A nonprofit publication of the Kentucky Center for Public Service Journalism

Momentum continues building across party lines to abolish the death penalty in Kentucky

By Nadia Ramlagan
Public News Service

Thirty lawmakers from all sides of the political spectrum are co-sponsoring a bill to abolish the death penalty in Kentucky.

While House Bill 115 languishes in the House Judiciary Committee, supporters say the high number of sponsors indicates views on capital punishment in the state are shifting. Aaron Bentley is chair of the Kentucky Coalition to Abolish the Death Penalty, and the grandson of a murder victim.

A 2016 poll found that about 70 percent of Kentuckians agree the capital-punishment system risks executing the innocent. (Photo from @annie29/Twenty20, via PNS)

“In Kentucky, we haven’t had an execution since 2008, no one has been added to death row since 2010, Kentucky juries are moving away from death, the country is moving away from death, our standards of decency have evolved to the point that we don’t think it’s needed,” says Bentley.

A 2011 report released by the American Bar Association analyzed death-penalty cases in Kentucky and found serious problems related to due process for individuals on death row. The report also found more than 60 percent of death-penalty sentences have been overturned on appeal by Kentucky or federal courts.

Bentley says prosecuting death-penalty cases is expensive. He says it’s been estimated that death-penalty prosecutions cost the state roughly $10 million per year, and that cost and flaws in the legal system are pushing many states away from the death penalty.
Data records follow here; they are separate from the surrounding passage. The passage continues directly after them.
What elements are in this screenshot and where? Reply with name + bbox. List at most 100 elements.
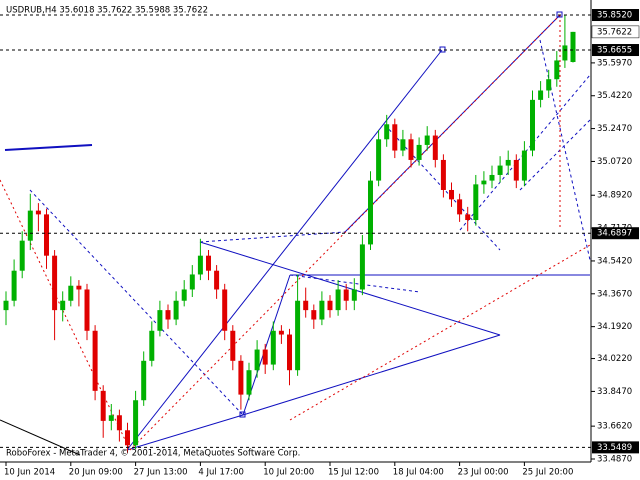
level-label-box (592, 44, 639, 57)
level-label-box (592, 227, 639, 240)
trend-line (242, 334, 501, 416)
y-tick-label: 34.0220 (597, 354, 632, 364)
candle-body (351, 289, 357, 301)
candle-body (246, 370, 252, 395)
x-tick-label: 27 Jun 13:00 (134, 468, 188, 478)
level-label-box (592, 9, 639, 22)
candle-body (392, 124, 398, 151)
candle-body (206, 255, 211, 271)
candle-body (497, 165, 503, 175)
y-tick-label: 35.2470 (597, 124, 632, 134)
candle-body (327, 300, 333, 311)
y-tick-label: 35.5970 (597, 58, 632, 68)
candle-body (521, 150, 527, 181)
candle-body (254, 349, 260, 371)
y-tick-label: 33.6620 (597, 422, 632, 432)
dashed-line (519, 119, 591, 191)
candle-body (149, 330, 155, 361)
candle-body (440, 159, 446, 190)
candle-body (230, 330, 236, 361)
candle-body (513, 159, 519, 181)
channel-line (129, 14, 561, 451)
candle-body (27, 210, 33, 241)
candle-body (44, 214, 49, 256)
candle-body (303, 300, 309, 311)
candle-body (424, 135, 430, 145)
candle-body (530, 99, 535, 151)
candle-body (214, 270, 220, 290)
level-label: 35.7622 (597, 27, 632, 37)
trend-line (0, 419, 81, 456)
candle-body (181, 289, 187, 301)
trend-line (126, 49, 443, 451)
candle-body (335, 289, 341, 311)
anchor (239, 411, 246, 418)
x-tick-label: 4 Jul 17:00 (198, 468, 244, 478)
candle-body (311, 310, 317, 320)
x-tick-label: 10 Jul 20:00 (263, 468, 314, 478)
x-tick-label: 20 Jun 09:00 (69, 468, 123, 478)
candle-body (141, 360, 147, 401)
candle-body (197, 255, 203, 275)
candle-body (287, 334, 292, 371)
candle-body (3, 300, 9, 311)
level-label: 33.5489 (597, 443, 632, 453)
level-label: 35.8520 (597, 11, 632, 21)
y-tick-label: 33.8470 (597, 387, 632, 397)
candle-body (84, 289, 90, 331)
trend-line (126, 414, 244, 451)
candle-body (157, 310, 163, 331)
candle-body (133, 400, 139, 446)
candle-body (319, 300, 325, 320)
y-tick-label: 34.8920 (597, 191, 632, 201)
level-label-box (592, 441, 639, 454)
x-tick-label: 15 Jul 12:00 (328, 468, 379, 478)
y-tick-label: 35.0720 (597, 157, 632, 167)
dashed-line (459, 74, 591, 231)
candle-body (376, 139, 382, 181)
y-tick-label: 35.4220 (597, 91, 632, 101)
candle-body (449, 189, 454, 200)
candle-body (416, 144, 422, 160)
candle-body (554, 60, 560, 80)
level-label: 34.6897 (597, 229, 632, 239)
candle-body (270, 330, 276, 365)
candle-body (76, 285, 82, 290)
candle-body (165, 310, 171, 320)
candle-body (92, 330, 98, 391)
dashed-line (289, 274, 421, 293)
candle-body (108, 415, 114, 421)
x-tick-label: 23 Jul 00:00 (458, 468, 509, 478)
candle-body (11, 270, 17, 301)
chart-title: USDRUB,H4 35.6018 35.7622 35.5988 35.762… (6, 6, 208, 16)
candle-body (359, 244, 365, 290)
trend-line (199, 241, 501, 336)
level-label-box (591, 25, 640, 39)
candle-body (52, 255, 58, 311)
candle-body (457, 199, 463, 215)
candle-body (546, 79, 552, 91)
candle-body (505, 159, 511, 166)
x-tick-label: 10 Jun 2014 (4, 468, 55, 478)
candle-body (538, 90, 544, 100)
candle-body (100, 390, 106, 421)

“The number of states and counties that still actually execute people is much lower than the 30 states that still technically have the death penalty,” says Bentley. “Four states largely carry out most executions.”

Those opposed to ending capital punishment say perpetrators of heinous crimes should not be exempt from being sentenced to death.

Three people have been executed in Kentucky since the Supreme Court reinstated capital punishment in 1976. Two of those cases involved inmates who dropped their appeals and agreed to be executed.